Disruptive Expertise Editing Guide
This guide is useful ONLY AFTER you have followed the directions for setting up your repository and setting up your page.
Reminder! Create bookmarks for two locations you will be visiting often:
- YOUR own Disruptive Expertise REPOSITORY: https://github.com/USERNAME/disruptive-expertise/
- Replace USERNAME with your GitHub username!
- YOUR own Disruptive Expertise WEBSITE: https://USERNAME.github.io/disruptive-expertise
Editing your new page
Now that you have a working website and your own page to edit, you’re ready to replace all the sample content with your own.
Test an edit on your new page
Make sure you’re on YOUR repository (the URL will look like https://github.com/USERNAME/disruptive-expertise/). Make sure you’re on the Code tab (normally the default view). You should see the list of files in the repository (starting with folders like _data,_includes, _layouts, etc).
- Press the
. (period) key to go into Editor Mode
- Click on the little arrow to the left of the your essay folder to see its contents
- You should see an
images folder and a file called index.md
- Click on the
index.md file to bring it up on the right of your screen
- Replace the
title: field near the top of the page with YOUR title
- Replace the
summary: content as well
- Now you need to commit your changes, like you did when setting up your page:
- Click the network icon on the left, as you did when duplicating the essays folder
- Enter something like “update title and summary”
- Click the
Commit & Push button
Adding your own images
Your images folder comes with a bunch of images you don’t need. You can delete all of those or leave them. But you’ll need to add your own images to your essay.

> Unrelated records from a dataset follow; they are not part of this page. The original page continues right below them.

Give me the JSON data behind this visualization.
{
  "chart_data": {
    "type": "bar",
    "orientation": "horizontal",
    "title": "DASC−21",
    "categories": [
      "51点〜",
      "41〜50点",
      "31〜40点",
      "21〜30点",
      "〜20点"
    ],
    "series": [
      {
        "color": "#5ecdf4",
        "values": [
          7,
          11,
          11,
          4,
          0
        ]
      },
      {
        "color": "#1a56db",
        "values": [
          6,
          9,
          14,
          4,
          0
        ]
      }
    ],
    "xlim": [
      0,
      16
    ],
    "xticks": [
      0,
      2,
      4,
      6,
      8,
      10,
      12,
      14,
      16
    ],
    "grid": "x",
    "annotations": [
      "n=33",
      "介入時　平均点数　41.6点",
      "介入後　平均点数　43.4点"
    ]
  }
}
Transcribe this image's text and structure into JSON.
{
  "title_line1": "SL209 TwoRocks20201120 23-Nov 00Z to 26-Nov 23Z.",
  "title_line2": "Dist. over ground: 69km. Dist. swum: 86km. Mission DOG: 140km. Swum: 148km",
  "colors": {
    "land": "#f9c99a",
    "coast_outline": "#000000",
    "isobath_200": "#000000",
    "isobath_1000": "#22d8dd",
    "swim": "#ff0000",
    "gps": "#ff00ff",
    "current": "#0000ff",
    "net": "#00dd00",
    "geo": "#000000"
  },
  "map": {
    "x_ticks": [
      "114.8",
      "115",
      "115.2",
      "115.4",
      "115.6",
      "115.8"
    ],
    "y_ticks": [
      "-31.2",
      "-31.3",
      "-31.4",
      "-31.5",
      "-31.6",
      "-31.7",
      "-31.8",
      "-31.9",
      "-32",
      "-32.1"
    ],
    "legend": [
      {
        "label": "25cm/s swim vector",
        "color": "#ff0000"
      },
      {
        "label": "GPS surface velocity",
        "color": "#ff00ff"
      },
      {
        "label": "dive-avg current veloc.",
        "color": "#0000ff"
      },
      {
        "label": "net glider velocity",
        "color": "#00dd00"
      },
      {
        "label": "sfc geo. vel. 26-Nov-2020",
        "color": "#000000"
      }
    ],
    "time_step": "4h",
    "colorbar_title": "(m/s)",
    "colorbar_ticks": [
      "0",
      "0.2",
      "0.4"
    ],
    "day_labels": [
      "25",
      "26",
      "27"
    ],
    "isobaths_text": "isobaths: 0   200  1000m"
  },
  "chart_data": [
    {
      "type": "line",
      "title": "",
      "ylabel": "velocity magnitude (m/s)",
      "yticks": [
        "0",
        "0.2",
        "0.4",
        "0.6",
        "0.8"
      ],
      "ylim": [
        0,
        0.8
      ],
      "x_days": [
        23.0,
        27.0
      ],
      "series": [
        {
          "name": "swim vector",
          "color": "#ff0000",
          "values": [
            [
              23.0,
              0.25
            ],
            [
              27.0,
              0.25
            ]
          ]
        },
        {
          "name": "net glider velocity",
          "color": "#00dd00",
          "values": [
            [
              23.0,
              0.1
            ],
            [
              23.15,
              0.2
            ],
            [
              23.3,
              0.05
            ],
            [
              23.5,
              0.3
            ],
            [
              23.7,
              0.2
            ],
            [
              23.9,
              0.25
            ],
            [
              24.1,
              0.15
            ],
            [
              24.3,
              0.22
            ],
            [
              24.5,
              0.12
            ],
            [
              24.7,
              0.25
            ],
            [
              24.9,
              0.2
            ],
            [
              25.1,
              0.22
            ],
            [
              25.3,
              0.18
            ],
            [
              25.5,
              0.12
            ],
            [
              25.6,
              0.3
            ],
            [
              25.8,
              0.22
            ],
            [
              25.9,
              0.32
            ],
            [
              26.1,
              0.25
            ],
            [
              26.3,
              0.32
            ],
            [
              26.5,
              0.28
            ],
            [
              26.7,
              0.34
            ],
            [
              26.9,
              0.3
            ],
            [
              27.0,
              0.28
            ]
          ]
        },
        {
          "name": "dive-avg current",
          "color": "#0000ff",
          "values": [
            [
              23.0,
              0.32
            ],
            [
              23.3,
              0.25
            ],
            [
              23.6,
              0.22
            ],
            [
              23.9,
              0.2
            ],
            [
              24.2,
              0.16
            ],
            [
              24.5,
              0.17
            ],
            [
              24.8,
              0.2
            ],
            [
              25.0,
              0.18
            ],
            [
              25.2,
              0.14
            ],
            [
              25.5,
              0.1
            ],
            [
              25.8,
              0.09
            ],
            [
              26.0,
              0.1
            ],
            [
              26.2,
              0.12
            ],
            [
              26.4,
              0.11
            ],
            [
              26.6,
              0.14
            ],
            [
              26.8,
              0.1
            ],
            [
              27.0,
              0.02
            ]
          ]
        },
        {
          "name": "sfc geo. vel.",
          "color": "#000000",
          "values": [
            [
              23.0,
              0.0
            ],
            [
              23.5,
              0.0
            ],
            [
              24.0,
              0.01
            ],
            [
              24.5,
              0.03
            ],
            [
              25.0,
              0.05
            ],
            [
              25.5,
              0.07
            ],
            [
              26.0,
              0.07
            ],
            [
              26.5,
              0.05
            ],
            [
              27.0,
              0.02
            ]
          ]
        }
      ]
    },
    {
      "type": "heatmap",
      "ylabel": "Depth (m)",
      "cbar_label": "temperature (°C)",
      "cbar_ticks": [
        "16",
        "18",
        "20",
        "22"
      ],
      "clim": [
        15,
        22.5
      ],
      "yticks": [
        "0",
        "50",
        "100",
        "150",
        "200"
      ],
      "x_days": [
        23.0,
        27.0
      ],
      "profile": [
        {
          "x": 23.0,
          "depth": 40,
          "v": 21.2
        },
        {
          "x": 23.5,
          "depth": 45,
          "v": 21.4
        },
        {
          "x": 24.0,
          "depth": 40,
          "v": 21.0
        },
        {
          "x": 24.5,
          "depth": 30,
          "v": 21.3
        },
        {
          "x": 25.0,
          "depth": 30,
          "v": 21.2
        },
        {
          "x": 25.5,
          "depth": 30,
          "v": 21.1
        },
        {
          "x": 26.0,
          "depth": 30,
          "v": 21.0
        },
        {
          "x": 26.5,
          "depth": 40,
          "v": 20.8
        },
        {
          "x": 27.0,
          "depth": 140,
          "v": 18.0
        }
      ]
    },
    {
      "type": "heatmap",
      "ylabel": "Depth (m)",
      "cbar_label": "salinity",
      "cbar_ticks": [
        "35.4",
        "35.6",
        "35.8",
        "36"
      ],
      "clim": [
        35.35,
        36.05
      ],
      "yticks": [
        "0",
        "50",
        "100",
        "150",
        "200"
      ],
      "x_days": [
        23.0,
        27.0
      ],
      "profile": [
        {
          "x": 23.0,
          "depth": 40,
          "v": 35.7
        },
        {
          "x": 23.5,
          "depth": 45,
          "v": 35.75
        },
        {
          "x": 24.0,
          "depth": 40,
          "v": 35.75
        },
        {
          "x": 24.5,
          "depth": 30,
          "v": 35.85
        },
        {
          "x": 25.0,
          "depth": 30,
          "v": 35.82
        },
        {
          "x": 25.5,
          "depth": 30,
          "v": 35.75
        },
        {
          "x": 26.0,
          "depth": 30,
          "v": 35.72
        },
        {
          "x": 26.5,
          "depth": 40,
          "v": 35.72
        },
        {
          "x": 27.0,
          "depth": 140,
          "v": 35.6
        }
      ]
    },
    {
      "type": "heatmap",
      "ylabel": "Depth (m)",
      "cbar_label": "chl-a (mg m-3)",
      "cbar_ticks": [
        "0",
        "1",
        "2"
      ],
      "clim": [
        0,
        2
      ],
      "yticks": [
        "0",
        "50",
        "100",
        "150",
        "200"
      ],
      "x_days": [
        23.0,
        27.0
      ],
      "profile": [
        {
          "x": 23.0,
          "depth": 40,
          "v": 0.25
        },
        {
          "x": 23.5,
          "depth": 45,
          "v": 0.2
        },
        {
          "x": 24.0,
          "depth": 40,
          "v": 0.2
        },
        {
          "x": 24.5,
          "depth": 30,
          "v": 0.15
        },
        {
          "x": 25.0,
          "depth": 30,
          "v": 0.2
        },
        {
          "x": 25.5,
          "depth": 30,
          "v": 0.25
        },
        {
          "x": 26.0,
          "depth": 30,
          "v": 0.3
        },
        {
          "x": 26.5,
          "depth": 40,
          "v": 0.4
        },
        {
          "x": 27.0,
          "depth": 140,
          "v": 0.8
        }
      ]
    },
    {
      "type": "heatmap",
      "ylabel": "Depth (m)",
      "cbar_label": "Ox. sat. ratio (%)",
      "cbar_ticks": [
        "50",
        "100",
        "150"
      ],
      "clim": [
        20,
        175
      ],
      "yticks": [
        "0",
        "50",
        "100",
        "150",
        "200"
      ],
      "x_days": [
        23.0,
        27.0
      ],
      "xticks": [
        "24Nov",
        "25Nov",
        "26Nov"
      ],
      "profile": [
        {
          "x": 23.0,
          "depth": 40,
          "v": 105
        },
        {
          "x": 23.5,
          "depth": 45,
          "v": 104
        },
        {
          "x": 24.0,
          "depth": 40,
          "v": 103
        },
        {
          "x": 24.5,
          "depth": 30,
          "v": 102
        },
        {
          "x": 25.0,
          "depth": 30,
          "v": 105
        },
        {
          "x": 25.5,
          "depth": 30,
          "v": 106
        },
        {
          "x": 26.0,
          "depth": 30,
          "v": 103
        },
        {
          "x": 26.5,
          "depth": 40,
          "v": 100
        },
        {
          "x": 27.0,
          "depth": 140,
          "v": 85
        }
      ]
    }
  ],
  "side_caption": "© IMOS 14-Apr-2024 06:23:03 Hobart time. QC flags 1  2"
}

Uploading images to GitHub
- Make sure you have your image saved and renamed to kebab case. It will be easier to troubleshoot missing images if the filename tells you what the image is.
- Go to your GitHub repository, Code tab, editor (via
.)
- Expand the
essays folder to see your own project folder
- Expand your project folder to see your
images folder
- Drag your image file from wherever it is on your computer to the images folder.
- Make sure it ended up in the images folder! Drag and drop again if need be.
- Click the network icon at left, type a commit message, and
Commit & Push.
Edit your page to use the new files
Your page uses a little code snippets to display your images. You need to update any existing snippets to reference the files you uploaded.
Take care with filenames
- Filenames much match exactly
- Include the correct file extension (
.jpg, .png, .gif, webp, etc.)
- Match capitalization, spaces, underscores, etc. (
.jpg ≠ .jpeg ≠ .JPG )
Page sure your image code references your image upload
- Find the code on your page:
include images/figure-wrap.html
image-path="images/books-britannica.jpeg"
- Change what’s between the quotes for the
image-path to be your image filename. It should start with images/ because that’s where you just put your image.
- Be sure to keep the quotes, and make sure what’s between the quotes is EXACTLY the same as the name of the file you uploaded.
Commit & Push changes as usual.
Verify Everything Works
After uploading an image and updating your code snippets with the filenames of your image files (and committing your changes):
- Wait 1-2 minutes for GitHub Pages to rebuild your site
- Visit your page on your website (you bookmarked it, right?)
- Check that:
- Your image displays correctly
Troubleshooting
Image doesn’t appear?
- Make sure you didn’t accidentally remove or add extra code characters, like {% or %}
- Make sure you’re not missing any quotation marks
- Double-check that the file names in your code exactly match the uploaded file names (including capitalization and file extension)
- Wait a few minutes and refresh your browser—GitHub Pages can take time to update.
Image is too large or too small?
- You can add
width="50%" to the figure include to control size, picking whatever percent of the page width that you need.